A segunda etapa do mutirão de atendimentos com Cannabis medicinal em Fernando de Noronha (PE) foi realizada entre os dias 17 e 23 de maio com foco em crianças com TEA (Transtorno do Espectro Autista) e pacientes com quadros de ansiedade, insônia e dor crônica.
A ação é promovida pela AbecMed (Associação Brasileira de Estudos Canábicos), que havia realizado a primeira fase do projeto em fevereiro. Na ocasião, foram feitas 68 consultas presenciais e distribuídos 76 óleos de Cannabis.
Relatório da entidade aponta diagnósticos relacionados à ansiedade em 57,4% dos pacientes atendidos na primeira etapa. Distúrbios do sono apareceram em 41,2% dos casos, enquanto depressão foi identificada em 20,6%. O levantamento também registrou atendimentos relacionados a dor crônica, TEA, TDAH e fibromialgia.
Os dados também indicam associação frequente entre ansiedade, insônia e depressão entre os pacientes atendidos. Segundo a entidade, o perfil identificado reforça a necessidade de acompanhamento contínuo em regiões com acesso limitado a serviços especializados de saúde.
Moradora de Fernando de Noronha, Lucinéia Vicente da Silva, 47, afirmou que começou o tratamento com o filho, Alisson Gabriel da Silva Santos, 16, durante a primeira etapa do mutirão.
Segundo ela, o adolescente, diagnosticado com autismo nível 3, apresentava crises prolongadas de agressividade antes do início do acompanhamento.
“O Alisson tinha fugas intensas, ansiedade e uma agressividade muito forte. As crises chegavam a durar quase uma hora. Hoje reduziram para cerca de 15 minutos”, afirmou.

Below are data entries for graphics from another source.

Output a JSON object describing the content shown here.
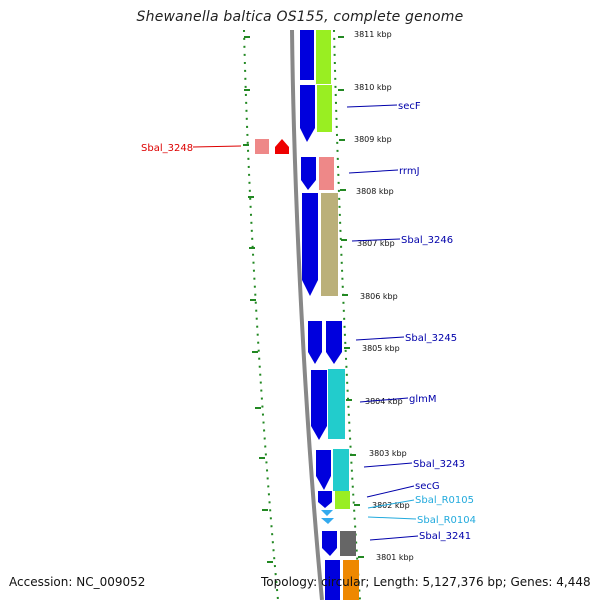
{
  "title": "Shewanella baltica OS155, complete genome",
  "footer": {
    "accession": "Accession: NC_009052",
    "summary": "Topology: circular; Length: 5,127,376 bp; Genes: 4,448"
  },
  "scale_labels": [
    "3811 kbp",
    "3810 kbp",
    "3809 kbp",
    "3808 kbp",
    "3807 kbp",
    "3806 kbp",
    "3805 kbp",
    "3804 kbp",
    "3803 kbp",
    "3802 kbp",
    "3801 kbp"
  ],
  "gene_labels": [
    {
      "text": "Sbal_3248",
      "color": "#dd0000"
    },
    {
      "text": "secF",
      "color": "#0000aa"
    },
    {
      "text": "rrmJ",
      "color": "#0000aa"
    },
    {
      "text": "Sbal_3246",
      "color": "#0000aa"
    },
    {
      "text": "Sbal_3245",
      "color": "#0000aa"
    },
    {
      "text": "glmM",
      "color": "#0000aa"
    },
    {
      "text": "Sbal_3243",
      "color": "#0000aa"
    },
    {
      "text": "secG",
      "color": "#0000aa"
    },
    {
      "text": "Sbal_R0105",
      "color": "#22aadd"
    },
    {
      "text": "Sbal_R0104",
      "color": "#22aadd"
    },
    {
      "text": "Sbal_3241",
      "color": "#0000aa"
    }
  ],
  "colors": {
    "cds": "#0000dd",
    "backbone": "#888888",
    "gc_skew": "#228822",
    "red_feature": "#ee0000"
  }
}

Ela também relatou mudanças na rotina do filho relacionadas ao sono e ao comportamento. “Ele está dormindo bem, está conseguindo ficar dentro de casa e se comunicar melhor. Antes isso não acontecia”, disse.
A relações públicas Rebeca Allen Ferreira de Lima, 46, presidente da Associação de Mães Atípicas de Fernando de Noronha, participou das duas etapas do projeto com o filho Fabio Patrick Ferreira, 7, diagnosticado com TEA nível 1, TDAH e transtorno do processamento sensorial.
Segundo ela, o Patrick apresentou melhora no sono, redução da agressividade e ampliação alimentar após o início do tratamento. “A alimentação dele era muito restrita. Hoje ele consegue experimentar frutas e outras proteínas”, afirmou.
Rebeca disse ainda que o filho deixou de usar escitalopram neste mês e atualmente utiliza apenas atentah e CBD.
Os atendimentos incluem avaliação médica gratuita, definição de prescrição e acompanhamento remoto dos pacientes.
“Caso o médico entenda que a terapia é necessária, a medicação é prescrita e retirada na própria unidade de saúde”, afirmou o presidente da AbecMed, Alexandre Assis.
Segundo ele, os pacientes recebem acompanhamento remoto e a equipe retorna presencialmente ao arquipélago a cada três meses.